What with being a great form of exercise and an easy way to see the capital's sights, it’s little wonder cycling is so popular. And, with the temperatures warming up and the sun peeking through the clouds, there's never been a better time to hop on your bike. But it’s not all getting hot and sweaty on a commute to the office; check out our guide to London's prettiest cycling routes and paths below.
Regent’s Canal: Various Lengths
Whether you live in the East or the West, Regent’s Canal is connecting the two and is one pretty stretch to practise your pedal power. Winding past barges, parks and even London Zoo if you head that far, the cycle path is mainly flat, meaning you can take it at your own pace. We recommend aiming to go from Regent's Park to Victoria Park for some seriously snap-worthy views, plus stopping off at Lockside Camden along the way to refuel with tasty food and drinks.
Thames Path: Various Lengths
Stretching way out of London, the Thames Path is a gorgeous meander that follows the famed river. While some of the route is reserved for pedestrians, there are plenty of traffic-free paths for cyclists. The route ends (or starts) at the Thames Barrier in Greenwich, but you can also pick which part you want to cycle and jump on your bike there. If you decide to finish in Greenwich, reward your efforts by chomping on a lunch with a view at The Cutty Sark.
Tamsin Trail: 7½ Miles
You know it, I know it, anyone who’s ever been within a 500-mile radius of London knows it, but that doesn’t stop Richmond Park from being bloody lovely. Grab your bike and cycle the whole thing on the Tamsin Trail, a loop that navigates the perimeter of the park, making sure you stop at King Henry’s Mound for an iconic view of St Paul’s and the City of London. And, of course, you'll need to refresh after, so swing by The Lass O' Richmond Hill for delish gastro grub.
Wandle Trail: 11½ Miles
One of the better-known, traffic-free cycle routes in London, the Wandle Trail follows the river of a similar name, starting at Wandsworth and finishing in Croydon. As well as the gorgeous waterside views, the trip passes some interesting historical sites, including Merton Abbey Mills (which is also home to a pub, get in), Honeywood Museum, and the rather excitingly named Wilderness Island.

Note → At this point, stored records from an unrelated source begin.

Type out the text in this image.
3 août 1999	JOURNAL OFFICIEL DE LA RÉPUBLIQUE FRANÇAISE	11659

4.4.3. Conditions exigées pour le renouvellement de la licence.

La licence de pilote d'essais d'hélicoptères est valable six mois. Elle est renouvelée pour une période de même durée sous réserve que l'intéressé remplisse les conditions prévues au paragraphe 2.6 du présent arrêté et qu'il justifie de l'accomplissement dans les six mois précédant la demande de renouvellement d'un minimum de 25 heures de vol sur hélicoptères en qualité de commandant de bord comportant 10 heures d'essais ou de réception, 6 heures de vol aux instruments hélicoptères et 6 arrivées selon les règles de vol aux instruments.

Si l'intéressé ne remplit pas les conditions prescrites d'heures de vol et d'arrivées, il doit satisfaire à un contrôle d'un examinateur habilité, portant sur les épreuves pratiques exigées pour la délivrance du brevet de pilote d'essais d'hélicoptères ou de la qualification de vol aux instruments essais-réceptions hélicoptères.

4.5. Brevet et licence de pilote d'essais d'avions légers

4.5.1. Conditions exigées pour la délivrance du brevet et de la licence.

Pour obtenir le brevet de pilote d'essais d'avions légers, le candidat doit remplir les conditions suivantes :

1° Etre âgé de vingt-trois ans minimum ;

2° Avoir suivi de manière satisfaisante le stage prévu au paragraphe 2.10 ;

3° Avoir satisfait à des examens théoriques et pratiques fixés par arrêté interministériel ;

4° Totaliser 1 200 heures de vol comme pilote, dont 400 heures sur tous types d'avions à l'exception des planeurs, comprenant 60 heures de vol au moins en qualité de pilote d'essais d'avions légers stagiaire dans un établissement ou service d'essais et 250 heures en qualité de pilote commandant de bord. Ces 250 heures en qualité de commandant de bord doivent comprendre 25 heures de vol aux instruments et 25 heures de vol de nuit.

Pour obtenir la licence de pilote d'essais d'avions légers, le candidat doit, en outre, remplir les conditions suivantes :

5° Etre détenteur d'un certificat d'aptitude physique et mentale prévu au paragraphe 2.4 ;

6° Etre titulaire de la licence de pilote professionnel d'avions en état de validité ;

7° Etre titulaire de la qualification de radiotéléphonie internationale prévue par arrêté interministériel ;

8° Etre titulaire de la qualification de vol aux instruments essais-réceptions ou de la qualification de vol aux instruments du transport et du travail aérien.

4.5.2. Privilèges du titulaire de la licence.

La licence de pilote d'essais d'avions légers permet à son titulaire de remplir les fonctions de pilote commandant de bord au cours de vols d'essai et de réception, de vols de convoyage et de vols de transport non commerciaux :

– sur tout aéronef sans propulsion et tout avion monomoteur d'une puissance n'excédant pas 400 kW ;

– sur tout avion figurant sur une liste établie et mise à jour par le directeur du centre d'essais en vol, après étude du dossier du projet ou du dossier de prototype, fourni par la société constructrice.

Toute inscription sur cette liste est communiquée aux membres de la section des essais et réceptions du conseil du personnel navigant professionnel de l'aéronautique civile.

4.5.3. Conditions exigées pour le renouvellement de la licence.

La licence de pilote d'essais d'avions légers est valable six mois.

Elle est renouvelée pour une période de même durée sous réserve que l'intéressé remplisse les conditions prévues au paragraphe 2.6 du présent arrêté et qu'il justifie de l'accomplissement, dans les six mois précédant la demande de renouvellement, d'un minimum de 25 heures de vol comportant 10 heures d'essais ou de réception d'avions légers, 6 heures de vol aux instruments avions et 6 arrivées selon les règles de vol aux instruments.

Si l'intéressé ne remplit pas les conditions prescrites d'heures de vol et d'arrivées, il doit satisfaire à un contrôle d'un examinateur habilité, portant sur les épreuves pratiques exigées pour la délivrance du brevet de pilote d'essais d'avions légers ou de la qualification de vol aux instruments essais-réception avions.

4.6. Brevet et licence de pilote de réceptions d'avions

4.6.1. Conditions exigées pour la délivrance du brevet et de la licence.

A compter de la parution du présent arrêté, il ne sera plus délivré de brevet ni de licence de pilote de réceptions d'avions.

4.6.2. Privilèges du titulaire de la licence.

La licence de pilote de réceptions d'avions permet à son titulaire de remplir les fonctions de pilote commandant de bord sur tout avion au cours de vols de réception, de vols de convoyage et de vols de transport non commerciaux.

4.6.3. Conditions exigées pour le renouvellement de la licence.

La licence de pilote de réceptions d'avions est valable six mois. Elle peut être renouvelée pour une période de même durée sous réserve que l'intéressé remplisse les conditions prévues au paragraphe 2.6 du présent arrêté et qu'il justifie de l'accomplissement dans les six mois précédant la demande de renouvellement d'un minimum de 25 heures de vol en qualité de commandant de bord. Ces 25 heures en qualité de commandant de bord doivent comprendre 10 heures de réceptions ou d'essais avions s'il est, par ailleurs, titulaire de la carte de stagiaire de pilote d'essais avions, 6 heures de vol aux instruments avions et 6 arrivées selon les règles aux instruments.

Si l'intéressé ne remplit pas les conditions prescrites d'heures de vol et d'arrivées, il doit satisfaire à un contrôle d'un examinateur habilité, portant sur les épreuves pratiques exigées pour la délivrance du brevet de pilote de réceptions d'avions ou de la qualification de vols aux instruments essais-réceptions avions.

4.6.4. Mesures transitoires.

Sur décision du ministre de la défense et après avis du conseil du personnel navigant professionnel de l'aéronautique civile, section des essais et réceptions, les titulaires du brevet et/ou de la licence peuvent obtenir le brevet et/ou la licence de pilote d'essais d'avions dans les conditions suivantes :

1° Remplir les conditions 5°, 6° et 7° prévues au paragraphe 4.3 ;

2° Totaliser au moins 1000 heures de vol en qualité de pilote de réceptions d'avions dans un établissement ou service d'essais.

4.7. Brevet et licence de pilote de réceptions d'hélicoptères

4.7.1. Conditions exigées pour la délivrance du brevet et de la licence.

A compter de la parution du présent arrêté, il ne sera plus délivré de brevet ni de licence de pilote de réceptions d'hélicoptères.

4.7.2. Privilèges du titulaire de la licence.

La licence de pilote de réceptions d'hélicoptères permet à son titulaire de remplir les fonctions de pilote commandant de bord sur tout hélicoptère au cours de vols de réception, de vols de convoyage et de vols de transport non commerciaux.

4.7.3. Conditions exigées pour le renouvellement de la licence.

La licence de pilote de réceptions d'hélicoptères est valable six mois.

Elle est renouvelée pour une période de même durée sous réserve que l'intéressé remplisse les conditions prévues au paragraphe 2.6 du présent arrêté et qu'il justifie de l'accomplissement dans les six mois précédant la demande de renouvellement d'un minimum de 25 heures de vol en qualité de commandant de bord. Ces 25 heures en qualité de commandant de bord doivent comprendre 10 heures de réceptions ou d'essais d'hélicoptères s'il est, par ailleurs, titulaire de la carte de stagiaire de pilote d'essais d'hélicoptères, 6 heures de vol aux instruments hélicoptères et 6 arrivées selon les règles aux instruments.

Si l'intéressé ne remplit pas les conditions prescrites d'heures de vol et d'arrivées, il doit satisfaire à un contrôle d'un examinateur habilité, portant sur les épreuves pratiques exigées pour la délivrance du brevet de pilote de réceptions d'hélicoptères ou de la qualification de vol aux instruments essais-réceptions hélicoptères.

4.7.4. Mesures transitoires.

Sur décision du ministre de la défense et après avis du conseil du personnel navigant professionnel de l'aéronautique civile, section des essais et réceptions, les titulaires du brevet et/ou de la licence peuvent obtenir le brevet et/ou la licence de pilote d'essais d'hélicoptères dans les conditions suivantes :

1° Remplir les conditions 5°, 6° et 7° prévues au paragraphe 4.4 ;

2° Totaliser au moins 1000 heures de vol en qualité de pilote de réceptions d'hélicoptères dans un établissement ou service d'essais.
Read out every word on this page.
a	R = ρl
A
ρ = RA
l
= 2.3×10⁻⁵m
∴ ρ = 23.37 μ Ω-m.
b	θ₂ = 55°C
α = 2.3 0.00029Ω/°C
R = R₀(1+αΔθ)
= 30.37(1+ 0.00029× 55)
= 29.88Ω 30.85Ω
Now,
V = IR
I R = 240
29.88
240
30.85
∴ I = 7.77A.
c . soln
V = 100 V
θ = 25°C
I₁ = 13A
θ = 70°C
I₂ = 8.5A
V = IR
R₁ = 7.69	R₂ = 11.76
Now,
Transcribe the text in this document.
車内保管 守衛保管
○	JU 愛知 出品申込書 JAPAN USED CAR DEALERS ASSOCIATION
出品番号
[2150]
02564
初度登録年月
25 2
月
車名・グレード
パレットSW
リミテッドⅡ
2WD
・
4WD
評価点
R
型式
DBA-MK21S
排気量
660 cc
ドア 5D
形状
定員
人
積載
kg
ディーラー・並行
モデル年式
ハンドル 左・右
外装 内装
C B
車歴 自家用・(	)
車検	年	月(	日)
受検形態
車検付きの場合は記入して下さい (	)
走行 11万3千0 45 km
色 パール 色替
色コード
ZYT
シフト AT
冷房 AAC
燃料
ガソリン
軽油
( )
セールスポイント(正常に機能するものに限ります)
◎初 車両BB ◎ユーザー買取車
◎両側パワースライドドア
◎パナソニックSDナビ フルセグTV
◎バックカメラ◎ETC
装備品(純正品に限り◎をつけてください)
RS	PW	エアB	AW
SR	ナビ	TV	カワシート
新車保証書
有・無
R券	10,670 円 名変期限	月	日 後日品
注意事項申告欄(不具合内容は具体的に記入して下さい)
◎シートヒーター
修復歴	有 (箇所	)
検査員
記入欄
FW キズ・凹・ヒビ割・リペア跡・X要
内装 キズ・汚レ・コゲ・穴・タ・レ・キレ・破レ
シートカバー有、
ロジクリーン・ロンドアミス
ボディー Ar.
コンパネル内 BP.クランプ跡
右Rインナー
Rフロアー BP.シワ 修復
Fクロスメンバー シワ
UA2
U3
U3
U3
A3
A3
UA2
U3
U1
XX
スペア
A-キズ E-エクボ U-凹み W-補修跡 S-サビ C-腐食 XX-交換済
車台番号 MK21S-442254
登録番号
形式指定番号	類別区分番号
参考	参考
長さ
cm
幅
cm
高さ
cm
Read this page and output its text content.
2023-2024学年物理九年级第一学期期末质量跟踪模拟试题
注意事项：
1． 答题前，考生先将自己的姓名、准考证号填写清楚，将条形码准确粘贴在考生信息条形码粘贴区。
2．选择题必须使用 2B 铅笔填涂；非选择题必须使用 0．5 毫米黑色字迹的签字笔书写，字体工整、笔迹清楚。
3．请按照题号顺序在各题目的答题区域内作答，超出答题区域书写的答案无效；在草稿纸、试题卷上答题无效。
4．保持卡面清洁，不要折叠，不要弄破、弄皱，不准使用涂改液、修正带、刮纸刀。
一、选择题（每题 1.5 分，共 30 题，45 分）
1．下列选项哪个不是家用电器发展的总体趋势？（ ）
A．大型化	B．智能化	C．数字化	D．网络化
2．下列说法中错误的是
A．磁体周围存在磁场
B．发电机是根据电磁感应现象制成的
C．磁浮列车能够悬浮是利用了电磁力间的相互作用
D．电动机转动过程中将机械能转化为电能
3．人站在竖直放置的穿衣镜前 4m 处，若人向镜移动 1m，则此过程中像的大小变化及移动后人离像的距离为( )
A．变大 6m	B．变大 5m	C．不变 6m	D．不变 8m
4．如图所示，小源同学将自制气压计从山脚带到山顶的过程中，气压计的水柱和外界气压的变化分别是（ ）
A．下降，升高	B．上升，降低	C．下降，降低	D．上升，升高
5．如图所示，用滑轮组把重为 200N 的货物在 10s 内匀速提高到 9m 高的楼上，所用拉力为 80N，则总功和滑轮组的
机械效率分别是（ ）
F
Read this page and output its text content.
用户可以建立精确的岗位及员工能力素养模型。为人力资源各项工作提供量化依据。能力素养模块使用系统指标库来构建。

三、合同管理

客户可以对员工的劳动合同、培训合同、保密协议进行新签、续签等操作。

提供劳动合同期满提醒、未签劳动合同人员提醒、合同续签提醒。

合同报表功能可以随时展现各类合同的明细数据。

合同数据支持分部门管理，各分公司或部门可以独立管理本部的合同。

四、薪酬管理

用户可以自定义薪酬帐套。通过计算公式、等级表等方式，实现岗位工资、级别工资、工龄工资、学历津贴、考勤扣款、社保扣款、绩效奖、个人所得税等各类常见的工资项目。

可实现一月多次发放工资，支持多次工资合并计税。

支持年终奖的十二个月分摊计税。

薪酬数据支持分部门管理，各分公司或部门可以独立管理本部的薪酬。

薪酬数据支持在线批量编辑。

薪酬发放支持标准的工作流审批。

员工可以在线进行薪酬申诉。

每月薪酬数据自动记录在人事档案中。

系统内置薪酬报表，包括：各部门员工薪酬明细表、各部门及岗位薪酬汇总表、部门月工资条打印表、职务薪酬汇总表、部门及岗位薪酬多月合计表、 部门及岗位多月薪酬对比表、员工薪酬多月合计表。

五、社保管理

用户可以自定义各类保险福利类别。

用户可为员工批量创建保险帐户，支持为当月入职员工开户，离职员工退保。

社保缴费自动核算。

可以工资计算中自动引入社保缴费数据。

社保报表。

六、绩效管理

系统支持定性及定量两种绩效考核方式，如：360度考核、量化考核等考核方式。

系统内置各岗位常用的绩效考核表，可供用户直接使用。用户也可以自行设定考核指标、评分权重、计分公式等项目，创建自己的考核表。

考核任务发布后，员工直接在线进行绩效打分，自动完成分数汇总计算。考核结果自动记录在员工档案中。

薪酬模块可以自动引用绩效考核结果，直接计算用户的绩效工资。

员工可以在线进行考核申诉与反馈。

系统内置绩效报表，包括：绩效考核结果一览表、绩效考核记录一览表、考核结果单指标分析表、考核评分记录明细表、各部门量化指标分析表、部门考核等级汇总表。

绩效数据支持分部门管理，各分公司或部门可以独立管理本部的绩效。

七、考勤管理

Peddler's Paradise at Lee Valley Park: 16 Miles
There are tonnes of pretty cycle paths in Lee Valley Park, but one of the more challenging is Peddler’s Paradise. Kick off at Gunpowder Park in Enfield to ride through two nature reserves, past urban farms, and a huge collection of glasshouses growing everything from lettuce to peppers. If Enfield is a bit northerly for you, there’s a similar route that starts at the Olympic Park in Hackney and follows the River Lea towards Epping Forest.